Tolstoy’un ünlü romanı Anna Karenina’nın ilk cümlesi şöyledir: “Bütün mutlu aileler birbirine benzer fakat her mutsuz ailenin kendine özgü bir mutsuzluğu vardır.”  Tarafgir partili dışarıya mutlu aile görüntüsü vermek, içerideki mutsuzluğu ise göstermemekle yükümlüdür. Aksi hâlde sosyal ortamını kaybeder, dışlanır ya da tecrit edilir, il ilçe yönetimlerine seçilemez, iş adamı, avukat vs gibi bir meslek erbabıysa işleri bozulur, ayrık otu gibi ortada kalır.

         Sayın Kılıçdaroğlu geçen cuma günü Antalya’da “Biz güçlü bir aileyiz, inançlı bir aileyiz, tuttuğumuzu koparan bir aileyiz,” dediği zaman Tolstoy’un sözü aklıma geldi.

         Mutlaka CHP’de de mutsuzlar vardır.  Fakat sesleri çıkmaz, bir şey yapamazlar. Türkiye “parti içi muhalefet” kavramını unutalı yıllar oldu. “Lider sultası”ndan söz eden de kalmadı. Monolitik, yani tek şefli  tek parçalı parti yapısını acı bir gerçek olarak herkes  güzelce kabul etti.  “Parti içi dengeler” muhtemelen adam adama markaj ya da menfaat paylaşımı, avanta üleşimi gibi yöntemlerle sağlanıyor ve kapalı ortamlarda dedikodu düzeyinde tartışılıyor.

         Burada tüzük önemli. Her partiye, ilkeleri temel alan kısa program ve çok ayrıntılı, kapsamlı bir tüzük gerekir.  Parti tüzüğü genel merkezle aynı fikirde olmayan grubun parti içinde propaganda yaparak her seviyedeki delegeyi etkilemesine imkân verecek kurallarla donatılmalıdır. Bu imkân olmadığı için genel merkeze ters düşen istifayı basıp gidiyor, ayrı parti kuruyor. Aynı senaryo bu kez yeni kurulan partide sahneleniyor; siyasî hayat küçük derebeylikler, deneysel siyaset çiftlikleri olarak parçalanıyor ve ortaya siyasetten ziyade kakafoni çıkıyor. Bir sürü “lider” kitlelerin yabancı kaldığı bir düzeyde birbiriyle dalaşıp duruyor, halk da seyrediyor.

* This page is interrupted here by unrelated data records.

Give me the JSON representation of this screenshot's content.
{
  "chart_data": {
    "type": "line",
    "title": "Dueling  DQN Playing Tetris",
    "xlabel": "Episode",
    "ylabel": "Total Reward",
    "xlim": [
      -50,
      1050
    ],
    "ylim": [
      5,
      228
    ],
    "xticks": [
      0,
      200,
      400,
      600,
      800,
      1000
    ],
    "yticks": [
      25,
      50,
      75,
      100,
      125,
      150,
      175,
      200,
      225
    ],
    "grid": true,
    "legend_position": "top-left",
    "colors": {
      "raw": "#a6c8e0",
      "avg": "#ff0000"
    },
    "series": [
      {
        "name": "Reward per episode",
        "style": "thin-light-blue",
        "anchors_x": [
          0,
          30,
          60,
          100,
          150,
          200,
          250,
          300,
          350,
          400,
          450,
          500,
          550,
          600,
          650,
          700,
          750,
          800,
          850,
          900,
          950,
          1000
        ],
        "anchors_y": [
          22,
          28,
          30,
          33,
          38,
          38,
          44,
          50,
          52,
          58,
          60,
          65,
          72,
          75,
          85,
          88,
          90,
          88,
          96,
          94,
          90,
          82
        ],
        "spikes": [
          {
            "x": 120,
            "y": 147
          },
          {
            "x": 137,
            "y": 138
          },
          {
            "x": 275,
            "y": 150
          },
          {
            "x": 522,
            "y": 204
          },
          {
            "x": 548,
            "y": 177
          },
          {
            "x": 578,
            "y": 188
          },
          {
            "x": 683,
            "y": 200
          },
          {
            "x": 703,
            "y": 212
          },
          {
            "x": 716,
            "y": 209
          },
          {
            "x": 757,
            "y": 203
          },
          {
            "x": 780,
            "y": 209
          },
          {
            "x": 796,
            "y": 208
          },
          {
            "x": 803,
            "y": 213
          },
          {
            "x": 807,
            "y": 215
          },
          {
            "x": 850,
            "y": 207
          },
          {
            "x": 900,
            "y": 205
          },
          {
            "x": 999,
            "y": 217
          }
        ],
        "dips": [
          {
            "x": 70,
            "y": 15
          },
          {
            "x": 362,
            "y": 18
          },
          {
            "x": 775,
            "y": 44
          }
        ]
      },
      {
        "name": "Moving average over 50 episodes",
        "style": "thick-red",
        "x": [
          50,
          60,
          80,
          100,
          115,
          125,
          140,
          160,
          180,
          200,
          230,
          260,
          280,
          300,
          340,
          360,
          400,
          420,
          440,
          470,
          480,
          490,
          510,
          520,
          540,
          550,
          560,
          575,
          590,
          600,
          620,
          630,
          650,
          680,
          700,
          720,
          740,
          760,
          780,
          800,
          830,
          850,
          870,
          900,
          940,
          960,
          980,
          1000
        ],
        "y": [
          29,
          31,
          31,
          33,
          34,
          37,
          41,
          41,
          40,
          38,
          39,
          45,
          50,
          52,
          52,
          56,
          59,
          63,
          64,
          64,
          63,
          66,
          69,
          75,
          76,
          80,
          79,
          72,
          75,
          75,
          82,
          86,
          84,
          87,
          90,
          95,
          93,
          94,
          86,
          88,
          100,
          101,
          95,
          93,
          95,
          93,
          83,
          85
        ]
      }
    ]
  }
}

         Oysa “lider” denilen kişi farklı görüşleri bir arada tutarak örgütünü siyasî bir hedefe yönlendirebiliyorsa liderdir.  Farklı görüşleri tasfiye etmek, konuşan herkesi disiplin kuruluna verip partiden atmak, böylece aynı fikirde olan ya da öyle görünen insanları sürü gibi gütmek çok kolaydır ve liderlikle alakası yoktur. Karar mekanizmasını ele geçirmeniz ve kasayı elde tutmanız yeterlidir. Size “lider” derler!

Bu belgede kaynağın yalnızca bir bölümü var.